While our hypothesis is that evaluation metrics leveraging embeddings and LLMs would outperform simpler methods, we also need to balance the cost, latency, and interpretability of the different evaluation methods. There is also some evidence finding biases in LLMs-as-evaluators, so we need to be very careful with blindly automating our evaluation metrics.

Methodology

To evaluate the evaluation metrics, we take the evaluations dataset described previously, and, for each question, calculate the evaluation metric on the correct answer vs. Cal’s answer:

A good evaluation metric is one in which the scores are highly predictive of whether the Cal answer is “correct”; if the score is low, Cal’s answer should be wrong, and if the score is high, Cal’s answer should be correct. To quantify this predictiveness, we use Receiver Operator Characteristic (ROC) Curves, a standard technique for evaluating binary classifiers, and the corresponding summary metric, Area Under the Curve (AUC). This system allows us to compare scores even with very different scales (for example, Edit Distance vs. BLEU Score).*

*Two notes on methodology here: First, our custom LLM prompt evaluation only returns True (”The candidate and reference provide the same answer”) or False, not a metric score, so is not amenable to a full ROC Curve. We’ll simply plot its performance as a single point on the ROC curve. Second, many of the quantitative scores output per-answer recall, precision, and f1 measures.
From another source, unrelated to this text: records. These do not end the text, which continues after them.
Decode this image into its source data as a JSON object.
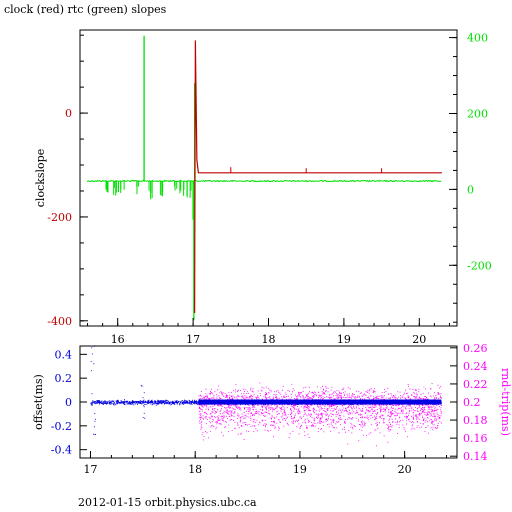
{
  "title": "clock (red) rtc (green) slopes",
  "footer": "2012-01-15 orbit.physics.ubc.ca",
  "colors": {
    "red": "#c00000",
    "green": "#00e000",
    "blue": "#0000e0",
    "magenta": "#ff00ff",
    "axis": "#000000"
  },
  "chart_data": [
    {
      "type": "line",
      "title": "",
      "xlabel": "",
      "ylabel": "clockslope",
      "xlim": [
        15.5,
        20.5
      ],
      "xticks": [
        16,
        17,
        18,
        19,
        20
      ],
      "ylim_left": [
        -410,
        160
      ],
      "yticks_left": [
        0,
        -200,
        -400
      ],
      "ylim_right": [
        -360,
        420
      ],
      "yticks_right": [
        400,
        200,
        0,
        -200
      ],
      "y2label": "",
      "series": [
        {
          "color": "red",
          "axis": "left",
          "baseline": -115,
          "points": [
            [
              17.02,
              -385
            ],
            [
              17.03,
              140
            ],
            [
              17.05,
              -90
            ],
            [
              17.07,
              -115
            ],
            [
              17.5,
              -115
            ],
            [
              18.5,
              -115
            ],
            [
              19.5,
              -115
            ],
            [
              20.3,
              -115
            ]
          ],
          "spikes": [
            [
              17.5,
              -108
            ],
            [
              18.5,
              -110
            ],
            [
              19.5,
              -110
            ]
          ]
        },
        {
          "color": "green",
          "axis": "right",
          "baseline": 22,
          "x_start": 15.6,
          "x_end": 20.3,
          "spikes": [
            [
              16.35,
              405
            ],
            [
              17.02,
              280
            ],
            [
              17.01,
              -345
            ],
            [
              17.0,
              -80
            ]
          ],
          "dips": [
            [
              15.85,
              0
            ],
            [
              15.95,
              5
            ],
            [
              16.05,
              3
            ],
            [
              16.25,
              8
            ],
            [
              16.45,
              0
            ],
            [
              16.6,
              5
            ],
            [
              16.75,
              10
            ],
            [
              16.85,
              5
            ],
            [
              16.95,
              0
            ]
          ]
        }
      ]
    },
    {
      "type": "scatter",
      "title": "",
      "xlabel": "",
      "ylabel": "offset(ms)",
      "y2label": "rnd-trip(ms)",
      "xlim": [
        16.9,
        20.5
      ],
      "xticks": [
        17,
        18,
        19,
        20
      ],
      "ylim_left": [
        -0.47,
        0.47
      ],
      "yticks_left": [
        0.4,
        0.2,
        0,
        -0.2,
        -0.4
      ],
      "ylim_right": [
        0.138,
        0.262
      ],
      "yticks_right": [
        0.26,
        0.24,
        0.22,
        0.2,
        0.18,
        0.16,
        0.14
      ],
      "series": [
        {
          "color": "blue",
          "axis": "left",
          "x_start": 17.0,
          "x_end": 20.35,
          "center": 0.0,
          "spread": 0.03
        },
        {
          "color": "magenta",
          "axis": "right",
          "x_start": 18.03,
          "x_end": 20.35,
          "center": 0.197,
          "spread_up": 0.018,
          "spread_down": 0.035
        }
      ]
    }
  ]
}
To keep this comparison simple, we use the f1 score for each evaluation metric.

Results and learnings

Here, we plot the results of our meta-evaluation on a dataset of 40 annotated evaluations and describe our key learnings.

Our main finding validates our intuition before running the meta-evaluation: More sophisticated evaluations that leverage embeddings (LLM Eval, Ragas, BERTScore) perform better than n-gram-based metrics (Rouge, Bleu). Simple edit distance performed the worst. Fascinatingly, our home-grown LLM Eval dominates the quantitative metrics, with the downside that it cannot produce calibrated probability estimates.
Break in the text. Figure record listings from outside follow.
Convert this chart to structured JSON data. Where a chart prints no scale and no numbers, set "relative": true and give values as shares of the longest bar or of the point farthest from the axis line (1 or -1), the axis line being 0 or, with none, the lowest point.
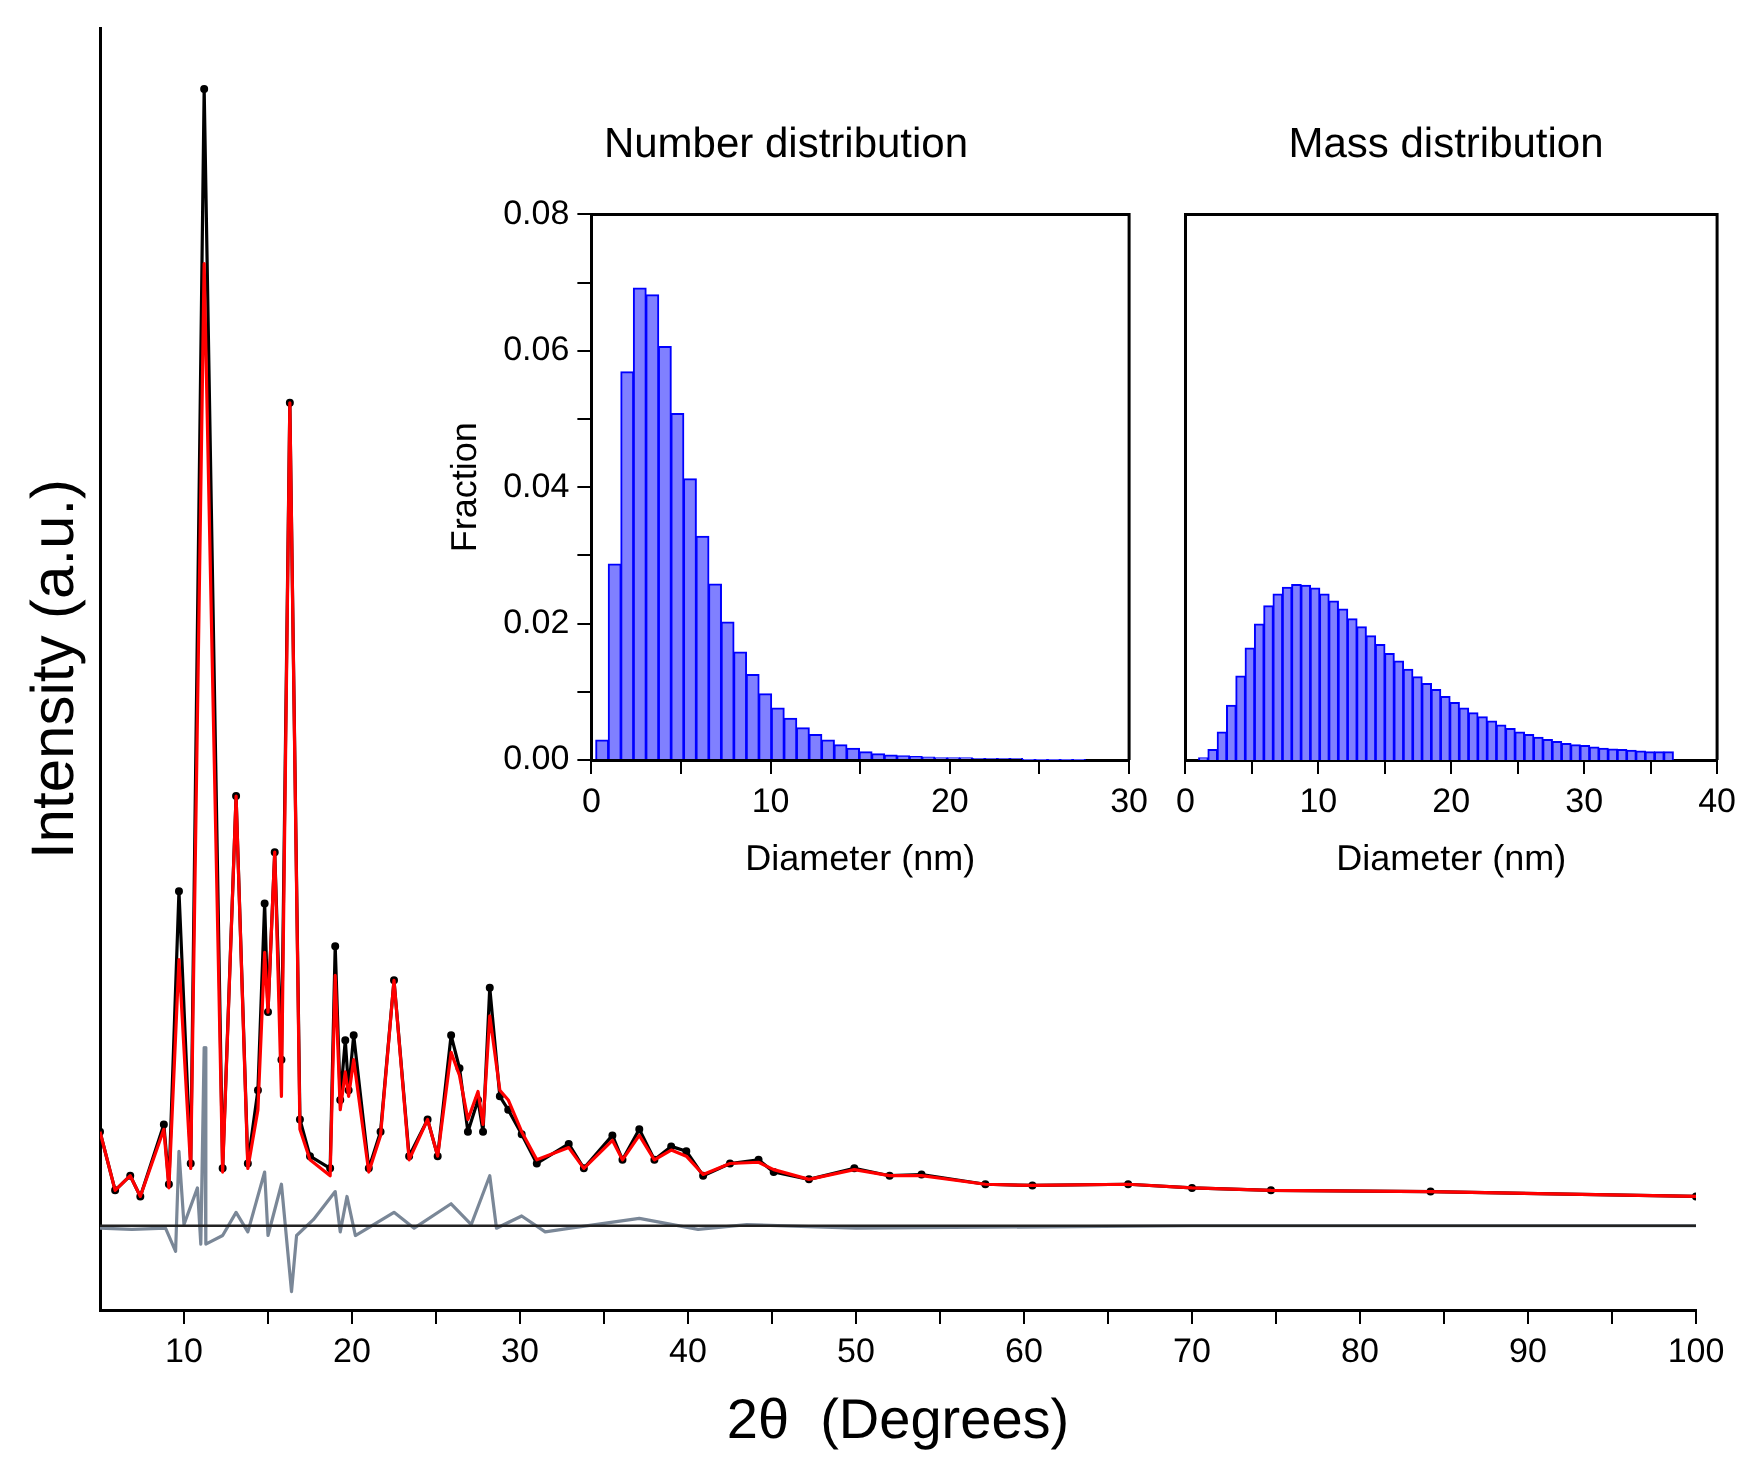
{
  "chart_data": [
    {
      "type": "line",
      "xlabel": "2θ  (Degrees)",
      "ylabel": "Intensity (a.u.)",
      "relative": true,
      "grid": false,
      "legend": false,
      "xlim": [
        5,
        100
      ],
      "xticks": [
        10,
        {
          "value": 15,
          "label": null
        },
        20,
        {
          "value": 25,
          "label": null
        },
        30,
        {
          "value": 35,
          "label": null
        },
        40,
        {
          "value": 45,
          "label": null
        },
        50,
        {
          "value": 55,
          "label": null
        },
        60,
        {
          "value": 65,
          "label": null
        },
        70,
        {
          "value": 75,
          "label": null
        },
        80,
        {
          "value": 85,
          "label": null
        },
        90,
        {
          "value": 95,
          "label": null
        },
        100
      ],
      "x": [
        5.0,
        5.9,
        6.8,
        7.4,
        8.8,
        9.1,
        9.7,
        10.4,
        11.2,
        12.3,
        13.1,
        13.8,
        14.4,
        14.8,
        15.0,
        15.4,
        15.8,
        16.3,
        16.9,
        17.5,
        18.7,
        19.0,
        19.3,
        19.6,
        19.8,
        20.1,
        21.0,
        21.7,
        22.5,
        23.4,
        24.5,
        25.1,
        25.9,
        26.4,
        26.9,
        27.5,
        27.8,
        28.2,
        28.8,
        29.3,
        30.1,
        31.0,
        32.9,
        33.8,
        35.5,
        36.1,
        37.1,
        38.0,
        39.0,
        39.9,
        40.9,
        42.5,
        44.2,
        45.1,
        47.2,
        49.9,
        52.0,
        53.9,
        57.7,
        60.5,
        66.2,
        70.0,
        74.7,
        84.2,
        100
      ],
      "ref_lines": [
        {
          "axis": "y",
          "value": 0.069
        }
      ],
      "series": [
        {
          "color": "#000000",
          "marker": "circle",
          "values": [
            0.146,
            0.098,
            0.11,
            0.093,
            0.152,
            0.103,
            0.343,
            0.12,
            1.0,
            0.116,
            0.421,
            0.12,
            0.18,
            0.333,
            0.244,
            0.375,
            0.205,
            0.743,
            0.156,
            0.126,
            0.116,
            0.298,
            0.172,
            0.221,
            0.18,
            0.225,
            0.116,
            0.146,
            0.27,
            0.126,
            0.156,
            0.126,
            0.225,
            0.198,
            0.146,
            0.172,
            0.146,
            0.264,
            0.175,
            0.164,
            0.144,
            0.12,
            0.136,
            0.116,
            0.143,
            0.123,
            0.148,
            0.123,
            0.134,
            0.13,
            0.11,
            0.12,
            0.123,
            0.113,
            0.107,
            0.116,
            0.11,
            0.111,
            0.103,
            0.102,
            0.103,
            0.1,
            0.098,
            0.097,
            0.093
          ]
        },
        {
          "color": "#ff0000",
          "values": [
            0.146,
            0.098,
            0.11,
            0.093,
            0.148,
            0.1,
            0.287,
            0.116,
            0.857,
            0.113,
            0.421,
            0.116,
            0.164,
            0.293,
            0.244,
            0.375,
            0.175,
            0.743,
            0.148,
            0.123,
            0.11,
            0.274,
            0.164,
            0.195,
            0.175,
            0.205,
            0.113,
            0.143,
            0.27,
            0.123,
            0.156,
            0.126,
            0.211,
            0.192,
            0.156,
            0.179,
            0.152,
            0.241,
            0.18,
            0.172,
            0.146,
            0.123,
            0.133,
            0.116,
            0.139,
            0.123,
            0.143,
            0.123,
            0.131,
            0.126,
            0.111,
            0.12,
            0.121,
            0.115,
            0.107,
            0.115,
            0.11,
            0.11,
            0.103,
            0.102,
            0.103,
            0.1,
            0.098,
            0.097,
            0.093
          ]
        },
        {
          "color": "#7a8797",
          "x": [
            5.0,
            6.9,
            8.9,
            9.5,
            9.7,
            10.0,
            10.8,
            11.0,
            11.2,
            11.3,
            12.3,
            13.1,
            13.8,
            14.8,
            15.0,
            15.8,
            16.4,
            16.7,
            17.7,
            19.0,
            19.3,
            19.7,
            20.2,
            22.5,
            23.7,
            25.9,
            27.1,
            28.2,
            28.6,
            30.1,
            31.5,
            33.0,
            37.1,
            40.6,
            43.5,
            50,
            70,
            100
          ],
          "values": [
            0.067,
            0.066,
            0.067,
            0.048,
            0.13,
            0.07,
            0.1,
            0.054,
            0.215,
            0.054,
            0.061,
            0.08,
            0.064,
            0.113,
            0.061,
            0.103,
            0.015,
            0.061,
            0.074,
            0.097,
            0.064,
            0.093,
            0.061,
            0.08,
            0.067,
            0.087,
            0.07,
            0.11,
            0.067,
            0.077,
            0.064,
            0.067,
            0.075,
            0.066,
            0.07,
            0.067,
            0.069,
            0.069
          ]
        }
      ]
    },
    {
      "type": "histogram",
      "title": "Number distribution",
      "xlabel": "Diameter (nm)",
      "ylabel": "Fraction",
      "color": "#8080ff",
      "xlim": [
        0,
        30
      ],
      "xticks": [
        0,
        {
          "value": 5,
          "label": null
        },
        10,
        {
          "value": 15,
          "label": null
        },
        20,
        {
          "value": 25,
          "label": null
        },
        30
      ],
      "ylim": [
        0,
        0.08
      ],
      "yticks": [
        {
          "value": 0,
          "label": "0.00"
        },
        {
          "value": 0.01,
          "label": null
        },
        0.02,
        {
          "value": 0.03,
          "label": null
        },
        0.04,
        {
          "value": 0.05,
          "label": null
        },
        0.06,
        {
          "value": 0.07,
          "label": null
        },
        0.08
      ],
      "bins": [
        0.25,
        0.95,
        1.65,
        2.35,
        3.05,
        3.75,
        4.45,
        5.15,
        5.85,
        6.55,
        7.25,
        7.95,
        8.65,
        9.35,
        10.05,
        10.75,
        11.45,
        12.15,
        12.85,
        13.55,
        14.25,
        14.95,
        15.65,
        16.35,
        17.05,
        17.75,
        18.45,
        19.15,
        19.85,
        20.55,
        21.25,
        21.95,
        22.65,
        23.35,
        24.05,
        24.75,
        25.45,
        26.15,
        26.85,
        27.55
      ],
      "values": [
        0.0029,
        0.0287,
        0.0569,
        0.0692,
        0.0682,
        0.0606,
        0.0508,
        0.0412,
        0.0328,
        0.0258,
        0.0202,
        0.0158,
        0.0125,
        0.0097,
        0.0076,
        0.0061,
        0.0047,
        0.0037,
        0.0029,
        0.0022,
        0.0017,
        0.0012,
        0.0009,
        0.0007,
        0.0006,
        0.0005,
        0.0004,
        0.0003,
        0.0003,
        0.0003,
        0.0002,
        0.0002,
        0.0002,
        0.0002,
        0.0001,
        0.0001,
        0.0001,
        0.0001,
        0.0001
      ]
    },
    {
      "type": "histogram",
      "title": "Mass distribution",
      "xlabel": "Diameter (nm)",
      "color": "#8080ff",
      "tick_labels": "x",
      "xlim": [
        0,
        40
      ],
      "xticks": [
        0,
        {
          "value": 5,
          "label": null
        },
        10,
        {
          "value": 15,
          "label": null
        },
        20,
        {
          "value": 25,
          "label": null
        },
        30,
        {
          "value": 35,
          "label": null
        },
        40
      ],
      "ylim": [
        0,
        0.08
      ],
      "bins": [
        1.0,
        1.7,
        2.4,
        3.1,
        3.8,
        4.5,
        5.2,
        5.9,
        6.6,
        7.3,
        8.0,
        8.7,
        9.4,
        10.1,
        10.8,
        11.5,
        12.2,
        12.9,
        13.6,
        14.3,
        15.0,
        15.7,
        16.4,
        17.1,
        17.8,
        18.5,
        19.2,
        19.9,
        20.6,
        21.3,
        22.0,
        22.7,
        23.4,
        24.1,
        24.8,
        25.5,
        26.2,
        26.9,
        27.6,
        28.3,
        29.0,
        29.7,
        30.4,
        31.1,
        31.8,
        32.5,
        33.2,
        33.9,
        34.6,
        35.3,
        36.0,
        36.7
      ],
      "values": [
        0.0003,
        0.0015,
        0.0041,
        0.008,
        0.0123,
        0.0164,
        0.0199,
        0.0226,
        0.0243,
        0.0253,
        0.0257,
        0.0256,
        0.0252,
        0.0243,
        0.0233,
        0.0221,
        0.0207,
        0.0195,
        0.0182,
        0.0169,
        0.0156,
        0.0145,
        0.0133,
        0.0122,
        0.0112,
        0.0103,
        0.0093,
        0.0084,
        0.0076,
        0.0069,
        0.0063,
        0.0057,
        0.0051,
        0.0046,
        0.0041,
        0.0037,
        0.0033,
        0.003,
        0.0027,
        0.0024,
        0.0022,
        0.0021,
        0.0019,
        0.0017,
        0.0016,
        0.0015,
        0.0014,
        0.0013,
        0.0012,
        0.0012,
        0.0012
      ]
    }
  ]
}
Second, while these scores aren’t amazing, they do suggest that, in aggregate, we are able to compare versions of Cal against one other in an automated fashion. If a new version of Cal has a significantly higher metrics score than our current version, we can feel confident that, on average, accuracy will be improved. Automating these evaluations will save us thousands of hours that we can spend on building new feature sets or launching with new customers.
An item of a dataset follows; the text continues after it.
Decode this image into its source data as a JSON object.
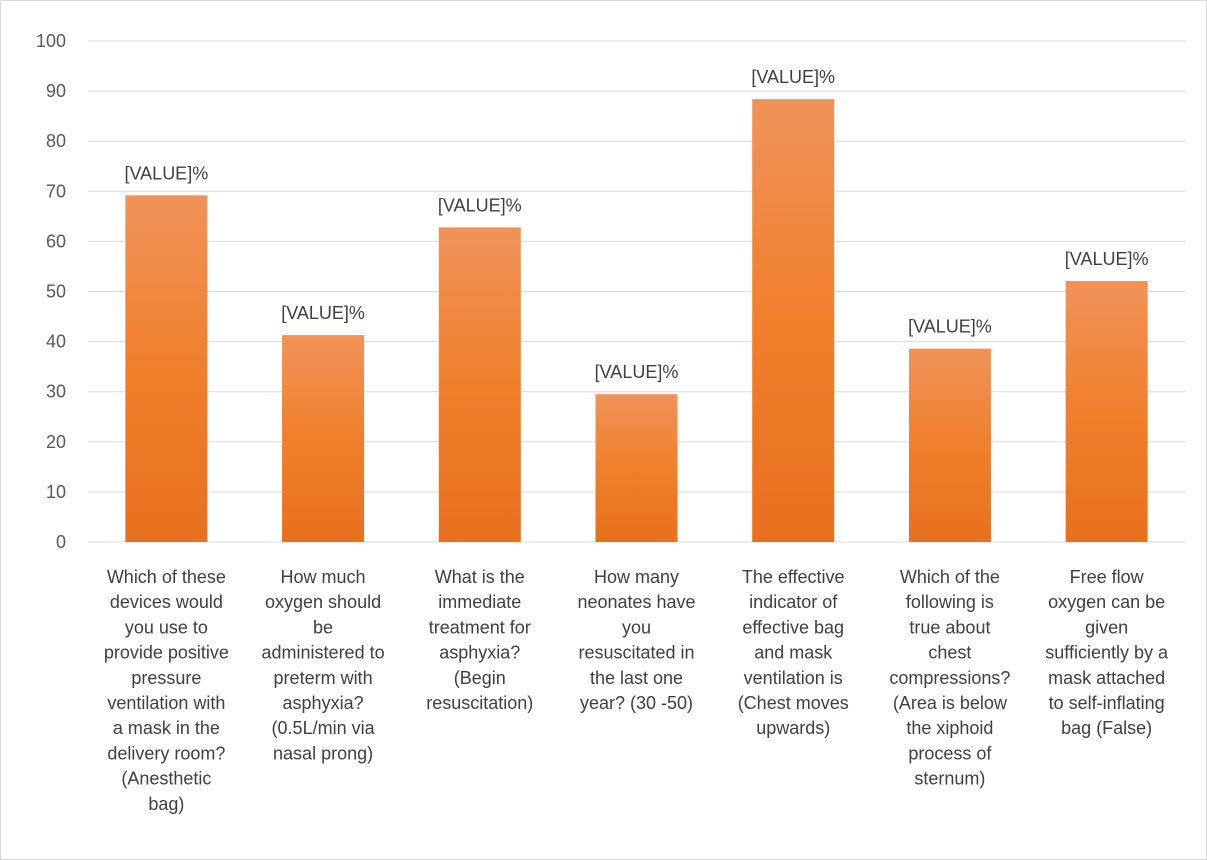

Finally, the relatively high performance of the LLM Evaluation is especially exciting and leads to some conversations about the relative cost vs. performance of this method. For example, we could consider the relative performance of automatically scoring 2,000 evaluations with a cheaper method as opposed to a smaller subset through an LLM-based Eval. That said, none of the models presented here are near perfect, and we’ll continue to build on this first system through additional development and tweaking. We also aren’t afraid to get our hands dirty and manually assess quality when making large changes to our system or tackling a new type of problem set.